Bishop Edward Hiiboro Kussala of the South Sudanese diocese of Tambura-Yambio expressed this demand recently.
In his diocese, which is located in the border region of South Sudan, the population is forced to suffer attacks from rebels based in Uganda and the Democratic Republic of Congo, especially the Lord’s Resistance Army.
“They abduct children, burn down houses and kill people.
Many people are fleeing into the towns.

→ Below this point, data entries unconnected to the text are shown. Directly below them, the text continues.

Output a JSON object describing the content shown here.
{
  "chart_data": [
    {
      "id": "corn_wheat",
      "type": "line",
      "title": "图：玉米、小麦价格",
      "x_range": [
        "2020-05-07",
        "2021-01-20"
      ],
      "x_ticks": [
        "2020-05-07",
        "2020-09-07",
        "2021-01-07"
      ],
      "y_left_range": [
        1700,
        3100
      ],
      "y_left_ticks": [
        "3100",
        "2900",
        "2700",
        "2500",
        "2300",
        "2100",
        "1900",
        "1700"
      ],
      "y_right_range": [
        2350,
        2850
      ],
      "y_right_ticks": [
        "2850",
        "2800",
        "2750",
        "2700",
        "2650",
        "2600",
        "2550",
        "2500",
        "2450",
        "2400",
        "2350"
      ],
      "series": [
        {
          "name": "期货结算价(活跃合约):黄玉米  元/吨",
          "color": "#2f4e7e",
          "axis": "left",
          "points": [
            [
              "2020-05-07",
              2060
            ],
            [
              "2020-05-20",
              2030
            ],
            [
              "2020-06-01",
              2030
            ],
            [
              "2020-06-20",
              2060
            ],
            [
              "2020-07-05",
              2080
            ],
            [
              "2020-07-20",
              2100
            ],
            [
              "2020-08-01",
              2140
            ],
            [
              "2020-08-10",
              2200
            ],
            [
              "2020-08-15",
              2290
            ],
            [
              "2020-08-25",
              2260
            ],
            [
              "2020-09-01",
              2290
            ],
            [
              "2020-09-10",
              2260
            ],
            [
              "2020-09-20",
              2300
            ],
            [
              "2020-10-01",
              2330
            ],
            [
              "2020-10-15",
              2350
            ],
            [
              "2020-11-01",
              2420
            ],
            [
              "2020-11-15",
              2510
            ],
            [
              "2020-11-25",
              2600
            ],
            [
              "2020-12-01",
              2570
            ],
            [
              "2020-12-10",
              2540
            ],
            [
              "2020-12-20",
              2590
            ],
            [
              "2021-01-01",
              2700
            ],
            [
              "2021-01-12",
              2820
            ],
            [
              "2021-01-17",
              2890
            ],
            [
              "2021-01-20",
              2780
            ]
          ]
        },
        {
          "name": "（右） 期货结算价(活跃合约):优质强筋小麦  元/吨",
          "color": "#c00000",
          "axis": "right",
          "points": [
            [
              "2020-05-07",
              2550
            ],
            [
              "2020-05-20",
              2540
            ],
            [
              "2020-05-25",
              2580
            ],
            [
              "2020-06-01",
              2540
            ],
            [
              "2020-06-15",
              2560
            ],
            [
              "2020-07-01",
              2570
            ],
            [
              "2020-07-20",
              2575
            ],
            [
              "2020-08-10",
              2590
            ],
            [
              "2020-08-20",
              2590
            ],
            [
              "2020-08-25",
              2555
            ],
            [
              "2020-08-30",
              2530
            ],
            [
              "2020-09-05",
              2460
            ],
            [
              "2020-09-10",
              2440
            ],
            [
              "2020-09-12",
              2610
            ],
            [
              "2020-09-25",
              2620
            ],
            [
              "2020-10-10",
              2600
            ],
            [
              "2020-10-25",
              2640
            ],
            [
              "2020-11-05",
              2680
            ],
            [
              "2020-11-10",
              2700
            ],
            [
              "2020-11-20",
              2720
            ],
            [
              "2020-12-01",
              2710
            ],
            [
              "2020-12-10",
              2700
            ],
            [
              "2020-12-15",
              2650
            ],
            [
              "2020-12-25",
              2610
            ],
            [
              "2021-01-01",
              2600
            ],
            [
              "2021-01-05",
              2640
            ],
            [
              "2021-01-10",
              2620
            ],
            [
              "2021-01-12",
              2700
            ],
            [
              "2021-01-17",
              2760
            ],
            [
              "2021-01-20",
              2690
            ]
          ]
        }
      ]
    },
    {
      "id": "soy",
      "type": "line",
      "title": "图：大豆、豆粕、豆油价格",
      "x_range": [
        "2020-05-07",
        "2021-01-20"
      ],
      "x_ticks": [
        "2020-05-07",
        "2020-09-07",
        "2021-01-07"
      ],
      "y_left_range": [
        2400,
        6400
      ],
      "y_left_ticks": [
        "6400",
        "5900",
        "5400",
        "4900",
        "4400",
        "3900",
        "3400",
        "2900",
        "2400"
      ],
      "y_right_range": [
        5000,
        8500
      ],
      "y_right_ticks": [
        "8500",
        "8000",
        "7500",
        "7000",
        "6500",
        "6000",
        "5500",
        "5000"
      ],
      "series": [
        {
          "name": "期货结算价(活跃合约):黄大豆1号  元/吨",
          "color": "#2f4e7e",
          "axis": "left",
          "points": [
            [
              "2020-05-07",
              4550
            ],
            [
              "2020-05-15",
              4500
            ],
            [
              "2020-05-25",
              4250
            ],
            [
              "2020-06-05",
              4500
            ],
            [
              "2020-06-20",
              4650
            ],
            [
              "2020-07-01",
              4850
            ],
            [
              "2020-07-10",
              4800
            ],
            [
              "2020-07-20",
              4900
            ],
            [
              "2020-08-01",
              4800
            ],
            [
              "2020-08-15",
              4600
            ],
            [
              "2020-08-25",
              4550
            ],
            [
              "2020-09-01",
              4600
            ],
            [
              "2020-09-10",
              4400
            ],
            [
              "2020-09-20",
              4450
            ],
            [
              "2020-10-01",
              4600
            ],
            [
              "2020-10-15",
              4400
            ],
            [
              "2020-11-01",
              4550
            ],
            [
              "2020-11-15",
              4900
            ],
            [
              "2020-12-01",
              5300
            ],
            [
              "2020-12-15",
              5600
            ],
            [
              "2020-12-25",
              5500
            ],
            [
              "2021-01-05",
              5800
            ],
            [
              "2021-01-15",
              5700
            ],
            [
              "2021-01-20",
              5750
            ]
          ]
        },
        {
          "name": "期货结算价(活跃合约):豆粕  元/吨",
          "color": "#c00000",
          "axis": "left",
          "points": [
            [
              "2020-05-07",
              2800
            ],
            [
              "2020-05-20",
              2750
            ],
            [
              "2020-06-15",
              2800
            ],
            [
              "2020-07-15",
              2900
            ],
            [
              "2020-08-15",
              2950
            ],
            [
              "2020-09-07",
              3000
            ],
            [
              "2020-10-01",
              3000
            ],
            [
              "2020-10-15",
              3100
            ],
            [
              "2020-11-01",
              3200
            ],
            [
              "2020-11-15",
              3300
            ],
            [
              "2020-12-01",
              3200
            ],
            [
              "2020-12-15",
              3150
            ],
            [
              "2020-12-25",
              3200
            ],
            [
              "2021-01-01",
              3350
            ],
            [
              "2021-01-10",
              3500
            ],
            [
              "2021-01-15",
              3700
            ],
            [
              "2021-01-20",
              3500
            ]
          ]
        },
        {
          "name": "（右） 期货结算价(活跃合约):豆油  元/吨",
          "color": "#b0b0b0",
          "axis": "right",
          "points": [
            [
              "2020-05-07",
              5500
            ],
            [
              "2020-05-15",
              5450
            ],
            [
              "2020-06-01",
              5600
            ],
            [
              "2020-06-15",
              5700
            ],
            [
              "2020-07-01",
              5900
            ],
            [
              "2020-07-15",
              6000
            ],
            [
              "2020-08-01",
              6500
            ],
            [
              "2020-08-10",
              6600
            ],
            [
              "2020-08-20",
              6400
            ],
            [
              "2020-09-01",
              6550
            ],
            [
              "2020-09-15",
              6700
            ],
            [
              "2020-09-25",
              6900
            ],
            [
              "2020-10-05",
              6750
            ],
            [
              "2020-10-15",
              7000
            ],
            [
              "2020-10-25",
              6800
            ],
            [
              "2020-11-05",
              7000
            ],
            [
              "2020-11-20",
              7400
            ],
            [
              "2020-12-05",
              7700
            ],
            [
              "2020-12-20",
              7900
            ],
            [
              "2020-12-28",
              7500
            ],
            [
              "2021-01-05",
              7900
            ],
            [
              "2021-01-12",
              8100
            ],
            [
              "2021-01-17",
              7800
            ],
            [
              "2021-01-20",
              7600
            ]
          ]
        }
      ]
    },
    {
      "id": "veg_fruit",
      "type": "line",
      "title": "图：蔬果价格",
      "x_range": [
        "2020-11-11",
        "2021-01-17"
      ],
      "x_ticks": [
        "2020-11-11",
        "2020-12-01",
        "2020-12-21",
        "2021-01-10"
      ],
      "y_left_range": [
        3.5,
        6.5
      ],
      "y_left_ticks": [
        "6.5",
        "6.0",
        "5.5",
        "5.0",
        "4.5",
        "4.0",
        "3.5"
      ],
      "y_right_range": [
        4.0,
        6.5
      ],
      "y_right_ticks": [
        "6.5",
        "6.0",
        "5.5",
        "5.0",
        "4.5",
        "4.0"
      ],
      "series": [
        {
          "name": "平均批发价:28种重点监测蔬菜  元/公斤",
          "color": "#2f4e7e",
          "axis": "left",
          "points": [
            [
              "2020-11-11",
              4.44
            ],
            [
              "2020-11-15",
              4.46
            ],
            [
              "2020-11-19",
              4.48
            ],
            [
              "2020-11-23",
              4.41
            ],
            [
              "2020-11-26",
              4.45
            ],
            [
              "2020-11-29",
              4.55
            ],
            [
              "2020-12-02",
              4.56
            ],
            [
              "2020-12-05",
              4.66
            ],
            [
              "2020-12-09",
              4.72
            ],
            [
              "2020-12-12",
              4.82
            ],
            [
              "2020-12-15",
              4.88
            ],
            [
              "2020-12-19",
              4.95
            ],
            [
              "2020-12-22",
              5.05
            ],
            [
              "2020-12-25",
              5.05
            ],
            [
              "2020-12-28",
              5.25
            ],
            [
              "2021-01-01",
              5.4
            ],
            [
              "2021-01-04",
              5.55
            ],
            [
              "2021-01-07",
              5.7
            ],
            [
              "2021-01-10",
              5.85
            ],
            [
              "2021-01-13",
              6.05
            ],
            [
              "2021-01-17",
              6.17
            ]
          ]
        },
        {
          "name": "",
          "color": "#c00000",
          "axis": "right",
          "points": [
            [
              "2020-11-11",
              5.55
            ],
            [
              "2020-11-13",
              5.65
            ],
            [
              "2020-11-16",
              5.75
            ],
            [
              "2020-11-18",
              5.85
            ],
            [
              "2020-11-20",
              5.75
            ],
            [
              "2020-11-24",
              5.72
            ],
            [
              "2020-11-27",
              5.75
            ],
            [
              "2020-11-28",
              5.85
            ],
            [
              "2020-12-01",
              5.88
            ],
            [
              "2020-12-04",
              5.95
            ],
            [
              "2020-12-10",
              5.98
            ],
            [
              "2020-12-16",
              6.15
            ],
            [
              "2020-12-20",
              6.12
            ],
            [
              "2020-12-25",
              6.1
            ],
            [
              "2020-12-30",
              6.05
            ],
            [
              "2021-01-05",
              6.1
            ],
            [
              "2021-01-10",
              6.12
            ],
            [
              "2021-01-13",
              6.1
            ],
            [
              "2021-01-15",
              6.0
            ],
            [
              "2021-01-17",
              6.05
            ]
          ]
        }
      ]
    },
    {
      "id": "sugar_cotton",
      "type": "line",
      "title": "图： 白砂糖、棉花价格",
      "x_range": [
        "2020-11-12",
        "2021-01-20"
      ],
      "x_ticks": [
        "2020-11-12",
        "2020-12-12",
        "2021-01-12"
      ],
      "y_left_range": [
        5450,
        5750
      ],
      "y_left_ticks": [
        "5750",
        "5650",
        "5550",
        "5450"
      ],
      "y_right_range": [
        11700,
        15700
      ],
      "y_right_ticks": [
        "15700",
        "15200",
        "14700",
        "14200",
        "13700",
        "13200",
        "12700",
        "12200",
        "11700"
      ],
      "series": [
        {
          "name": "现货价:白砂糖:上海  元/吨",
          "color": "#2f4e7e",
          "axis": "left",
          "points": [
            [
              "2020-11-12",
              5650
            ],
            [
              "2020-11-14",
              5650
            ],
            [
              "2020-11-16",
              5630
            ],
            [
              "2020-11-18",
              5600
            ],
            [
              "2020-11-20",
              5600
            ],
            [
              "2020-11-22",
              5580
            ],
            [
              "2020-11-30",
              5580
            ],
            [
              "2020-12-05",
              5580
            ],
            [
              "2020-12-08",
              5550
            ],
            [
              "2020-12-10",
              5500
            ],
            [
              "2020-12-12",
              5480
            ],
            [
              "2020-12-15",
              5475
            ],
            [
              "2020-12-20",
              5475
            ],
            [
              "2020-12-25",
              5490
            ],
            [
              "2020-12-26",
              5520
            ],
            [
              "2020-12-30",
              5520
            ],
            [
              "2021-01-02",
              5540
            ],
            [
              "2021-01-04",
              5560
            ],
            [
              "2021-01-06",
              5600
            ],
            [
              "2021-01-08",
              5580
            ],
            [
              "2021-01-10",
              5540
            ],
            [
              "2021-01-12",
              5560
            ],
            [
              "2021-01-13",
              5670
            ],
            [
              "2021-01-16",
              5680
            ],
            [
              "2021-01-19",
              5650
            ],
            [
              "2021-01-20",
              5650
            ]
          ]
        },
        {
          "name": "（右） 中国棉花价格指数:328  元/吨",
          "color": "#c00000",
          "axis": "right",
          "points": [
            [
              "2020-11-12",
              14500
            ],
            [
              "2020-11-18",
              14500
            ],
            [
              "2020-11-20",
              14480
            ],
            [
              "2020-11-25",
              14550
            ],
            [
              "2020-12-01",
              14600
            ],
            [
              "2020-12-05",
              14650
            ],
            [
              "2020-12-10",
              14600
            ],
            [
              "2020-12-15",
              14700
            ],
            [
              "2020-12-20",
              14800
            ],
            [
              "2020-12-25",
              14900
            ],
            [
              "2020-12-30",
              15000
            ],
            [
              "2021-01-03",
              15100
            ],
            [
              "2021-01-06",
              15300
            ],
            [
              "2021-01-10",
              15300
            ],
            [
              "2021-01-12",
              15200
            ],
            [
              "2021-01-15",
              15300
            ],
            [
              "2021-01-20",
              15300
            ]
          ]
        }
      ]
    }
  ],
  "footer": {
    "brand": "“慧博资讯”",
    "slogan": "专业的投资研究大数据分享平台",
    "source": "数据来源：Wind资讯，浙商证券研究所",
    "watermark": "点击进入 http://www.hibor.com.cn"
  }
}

In my diocese there are many internal refugees,” Bishop Kussala said.
The LRA, which was established in Uganda in1987 under the leadership of Joseph Kony and has since largely been driven out of Uganda, operates today primarily in the border areas of South Sudan, the Democratic Republic of Congo and the Central African Republic.
To improve the security situation in the region soldiers of the Ugandan and South Sudanese armies, the American contingent and the African Union Force had been stationed there, Bishop Kussala said.
“This military presence is not a solution,” he said.
“What’s more, the international community lacks the will to arrest the leader of the Lord’s Resistance Army, Joseph Kony.
“The politicians believe in the military, but all these efforts have been to no avail.”
Bishop Kussala said the Church had an important role to play in the peace process because it was educating people in peace and reconciliation and was a “lobby” for peace.
It often acted through diplomatic channels to further the cause of peace, the bishop reported.
South Sudan, the majority of whose population adhered primarily to Christian and animist religions, became independent from the mainly Islamic northern part of the country on July 9, 2011.
Between 1983 and 2005 a civil war had raged, claiming more than two million lives and making many millions of people homeless.